The internet also brought about another change: centralized source of information. Now with widespread access to the internet, of course people just have much fewer interests in talking to other people in real life, if what they wanna get from socializing are already online in some forms - even for dating perhaps Character AI can offer a bit of an alternative. Tangentially, respect for elder people made sense back then, since they were the only mobile source of knowledge before libraries were even a thing. Anyway I guess the internet does truly lessen the needs of socializing with real life people. Not that it's any unsettling or changes how people already are. It's not much more unhealthy just because some people decided to shift some of their social lives to the internet space - you can't just expect people to keep doing on the streets the same things they have already done online. It's like getting unsettled by people no longer wanna travel by foot and have to use buses constantly.
Amazingly, nobody ever praised how healthy it is of the internet's contribution for relieving such socializing needs, those that may never have any outlet for people who are stuck with nasty people in real life.
The idealized extroverts have never been really that many, and they almost never do as many jobs that are vital to civilization. Collaboration skills are still extremely important however, and leaders or managers still need to be sociable animals, but their skills and tendencies don't really overlap with those a sport player or womanizer has. You don't exactly call Bill Gates as extroverted as a rugby player who runs, screams, fights, and sleeps around with women - but Bill Gates' social skills are higher level than them, and result in creating much more values to the world.

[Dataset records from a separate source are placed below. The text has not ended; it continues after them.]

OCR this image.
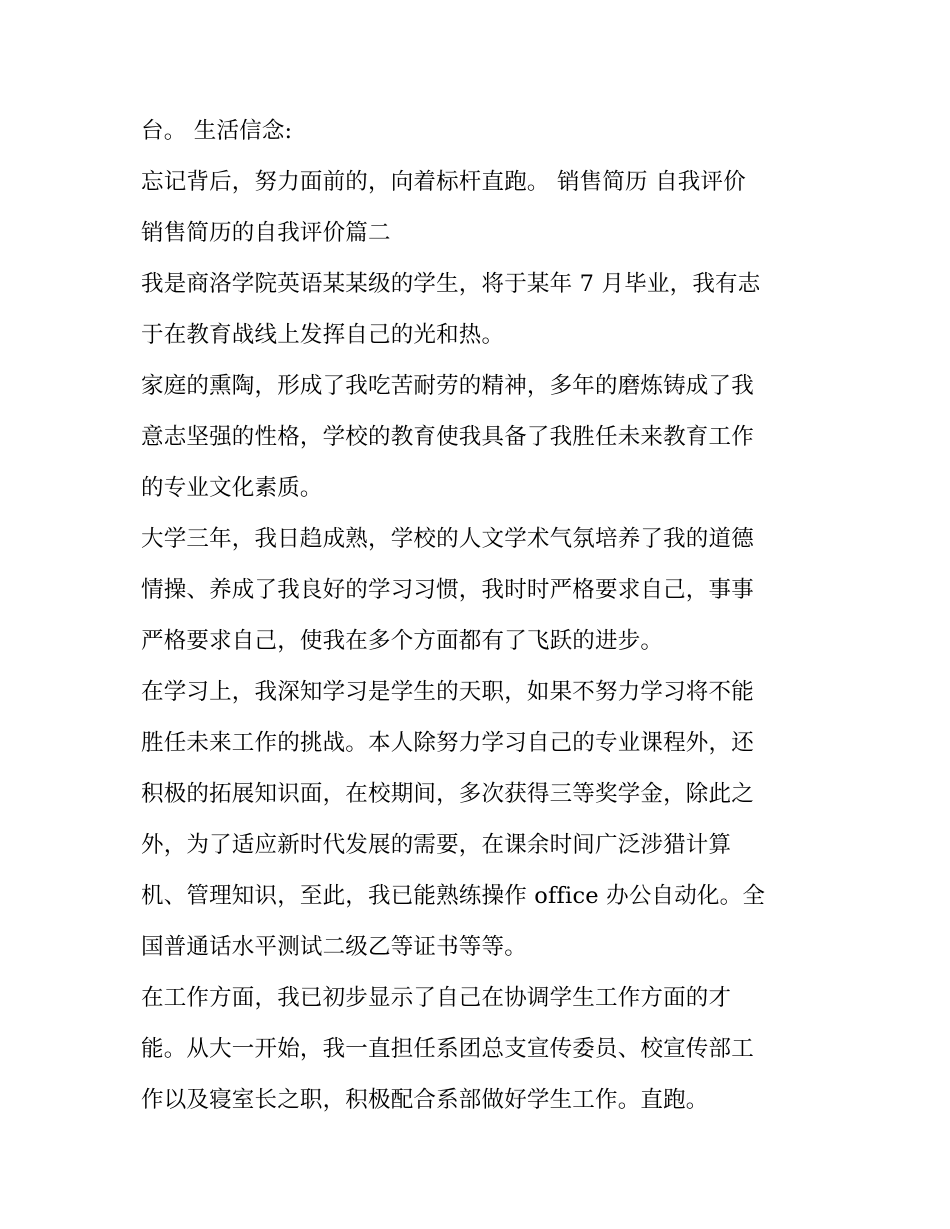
台。 生活信念:
忘记背后，努力面前的，向着标杆直跑。 销售简历 自我评价
销售简历的自我评价篇二
我是商洛学院英语某某级的学生，将于某年 7 月毕业，我有志
于在教育战线上发挥自己的光和热。
家庭的熏陶，形成了我吃苦耐劳的精神，多年的磨炼铸成了我
意志坚强的性格，学校的教育使我具备了我胜任未来教育工作
的专业文化素质。
大学三年，我日趋成熟，学校的人文学术气氛培养了我的道德
情操、养成了我良好的学习习惯，我时时严格要求自己，事事
严格要求自己，使我在多个方面都有了飞跃的进步。
在学习上，我深知学习是学生的天职，如果不努力学习将不能
胜任未来工作的挑战。本人除努力学习自己的专业课程外，还
积极的拓展知识面，在校期间，多次获得三等奖学金，除此之
外，为了适应新时代发展的需要，在课余时间广泛涉猎计算
机、管理知识，至此，我已能熟练操作 office 办公自动化。全
国普通话水平测试二级乙等证书等等。
在工作方面，我已初步显示了自己在协调学生工作方面的才
能。从大一开始，我一直担任系团总支宣传委员、校宣传部工
作以及寝室长之职，积极配合系部做好学生工作。直跑。
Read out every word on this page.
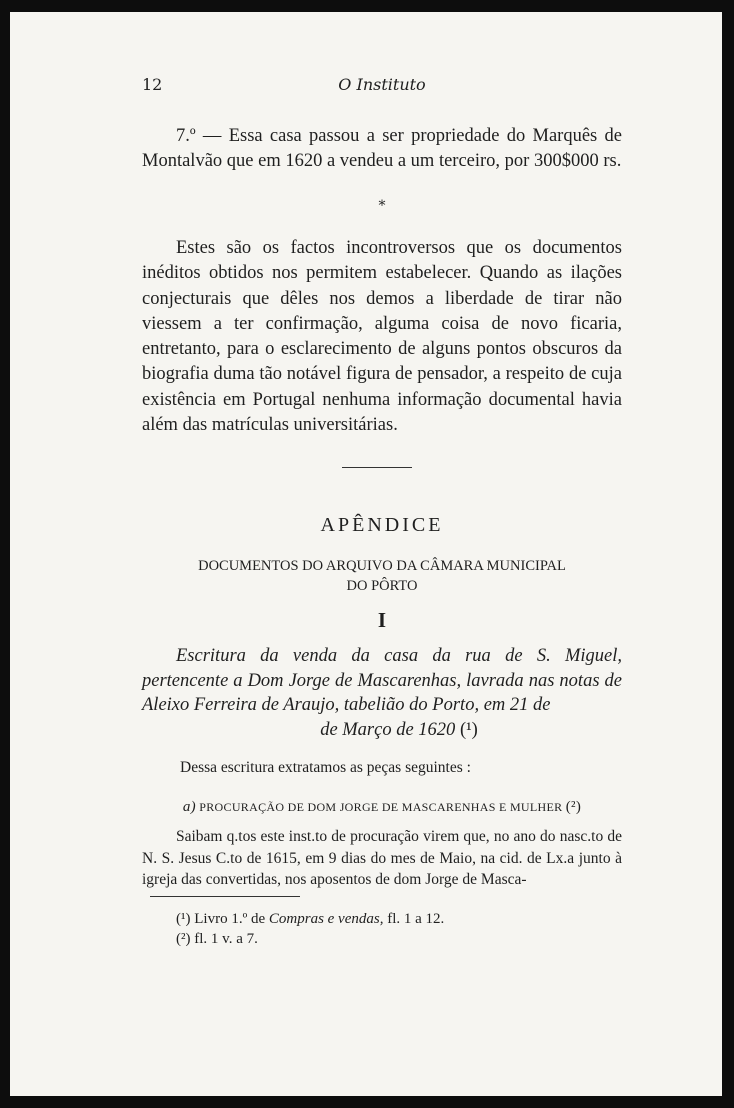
12	O Instituto

7.º — Essa casa passou a ser propriedade do Marquês de Montalvão que em 1620 a vendeu a um terceiro, por 300$000 rs.

*

Estes são os factos incontroversos que os documentos inéditos obtidos nos permitem estabelecer. Quando as ilações conjecturais que dêles nos demos a liberdade de tirar não viessem a ter confirmação, alguma coisa de novo ficaria, entretanto, para o esclarecimento de alguns pontos obscuros da biografia duma tão notável figura de pensador, a respeito de cuja existência em Portugal nenhuma informação documental havia além das matrículas universitárias.

APÊNDICE
DOCUMENTOS DO ARQUIVO DA CÂMARA MUNICIPAL
DO PÔRTO
I

Escritura da venda da casa da rua de S. Miguel, pertencente a Dom Jorge de Mascarenhas, lavrada nas notas de Aleixo Ferreira de Araujo, tabelião do Porto, em 21 de
de Março de 1620 (¹)

Dessa escritura extratamos as peças seguintes :
a) PROCURAÇÃO DE DOM JORGE DE MASCARENHAS E MULHER (²)

Saibam q.tos este inst.to de procuração virem que, no ano do nasc.to de N. S. Jesus C.to de 1615, em 9 dias do mes de Maio, na cid. de Lx.a junto à igreja das convertidas, nos aposentos de dom Jorge de Masca-

(¹) Livro 1.º de Compras e vendas, fl. 1 a 12.
(²) fl. 1 v. a 7.
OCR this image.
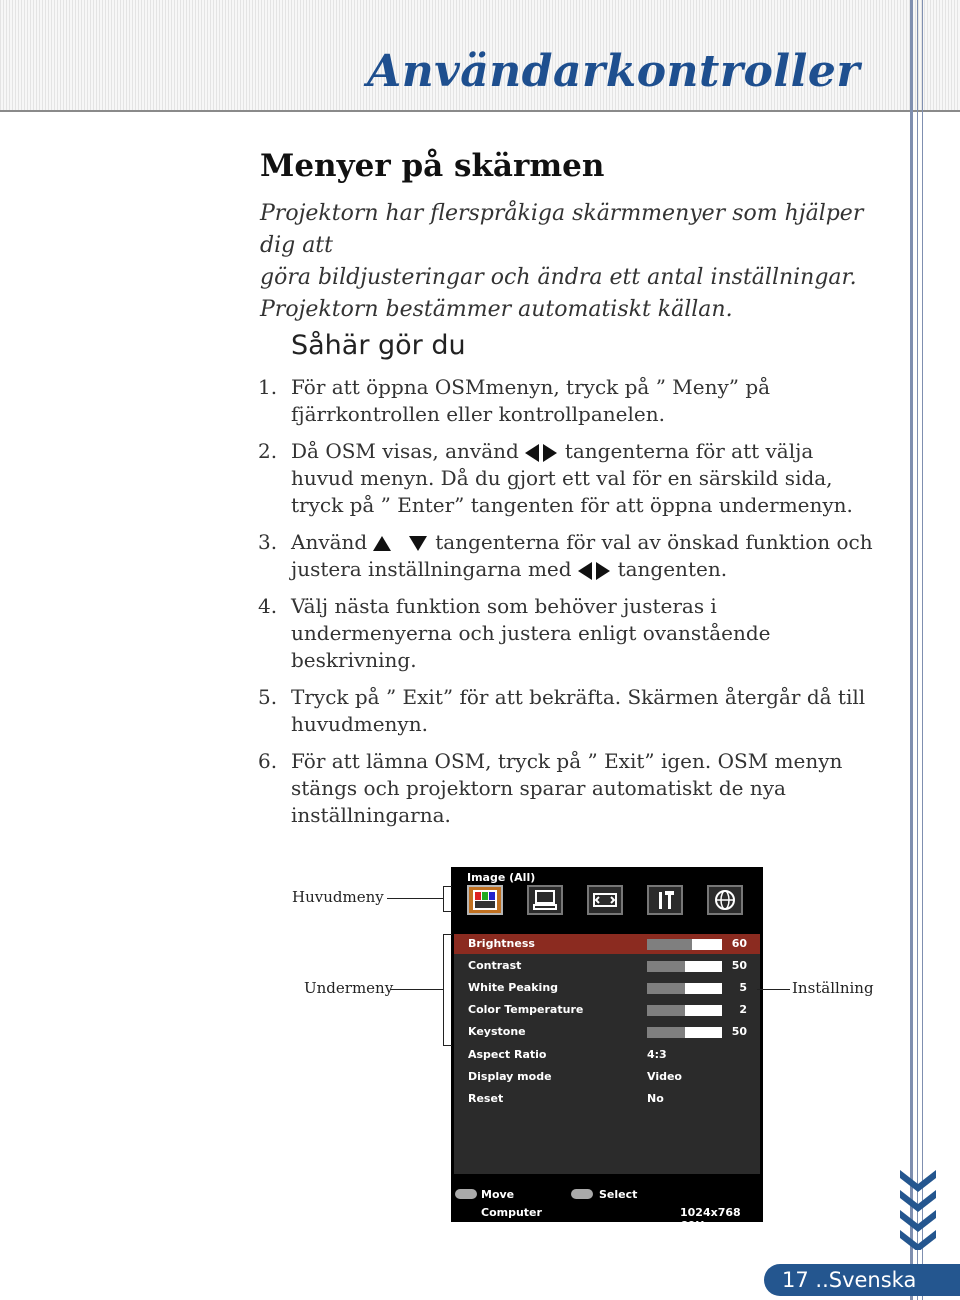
Användarkontroller
Menyer på skärmen

Projektorn har flerspråkiga skärmmenyer som hjälper dig att

göra bildjusteringar och ändra ett antal inställningar.

Projektorn bestämmer automatiskt källan.

Såhär gör du
1. För att öppna OSMmenyn, tryck på ” Meny” på

fjärrkontrollen eller kontrollpanelen.

2. Då OSM visas, använd tangenterna för att välja

huvud menyn. Då du gjort ett val för en särskild sida,

tryck på ” Enter” tangenten för att öppna undermenyn.

3. Använd	tangenterna för val av önskad funktion och

justera inställningarna med tangenten.

4. Välj nästa funktion som behöver justeras i

undermenyerna och justera enligt ovanstående

beskrivning.

5. Tryck på ” Exit” för att bekräfta. Skärmen återgår då till

huvudmenyn.

6. För att lämna OSM, tryck på ” Exit” igen. OSM menyn

stängs och projektorn sparar automatiskt de nya

inställningarna.

Image (All)
Brightness	60
Contrast	50
White Peaking	5
Color Temperature	2
Keystone	50
Aspect Ratio	4:3
Display mode	Video
Reset	No
Move	Select
Computer	1024x768 60Hz
Huvudmeny
Undermeny	Inställning
17 ..Svenska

Those that scream the loudest could be just as insecure as those that tend to sob; overly confident and charismatic people way too typically mean they are either sociopathic (I'm looking at you Tom Cruise), or too full of themselves to be considerate (you don't usually hear that extroverts need to learn social skills, but they really do as well).
Most people have always just wanted to socialize in-group. And plenty of people still love scolding and shunning anti-social behaviors, despite doing those worse themselves - people's love to tell others to improve for their own sake just never ends.
Even online communities demand you to know how to behave anyway, dynamics just like real life.
Humans at the core shall always stay the same no matter how many technologies and advancements there would be. Among those traits is the love to mystify sophisticated machines and the tendency to scapegoat or get alarmist (scaremonger) on these stuff, even though they are just magnets and wires and switches, stuff that have been mastered for decades.
I think people should only talk of societal decline when their society has lost the ability to collaborate in high level jobs, for this current context of socializing. Other than that, students in some town flunking tests is just the same old tune: you can't just expect a town consists of different families to always simply churn out studious students consistently.
Last comment as a note on an embarrassing typo:
>Giving a representation may turned out to be much more fun than they typically think of.
>representation
I meant "presentation". This is to say people may be inclined to find doing oral presentation of Powerpoint slides to be more exciting and doable than they usually think of. Of course having inclinations and actually doing them are two different things.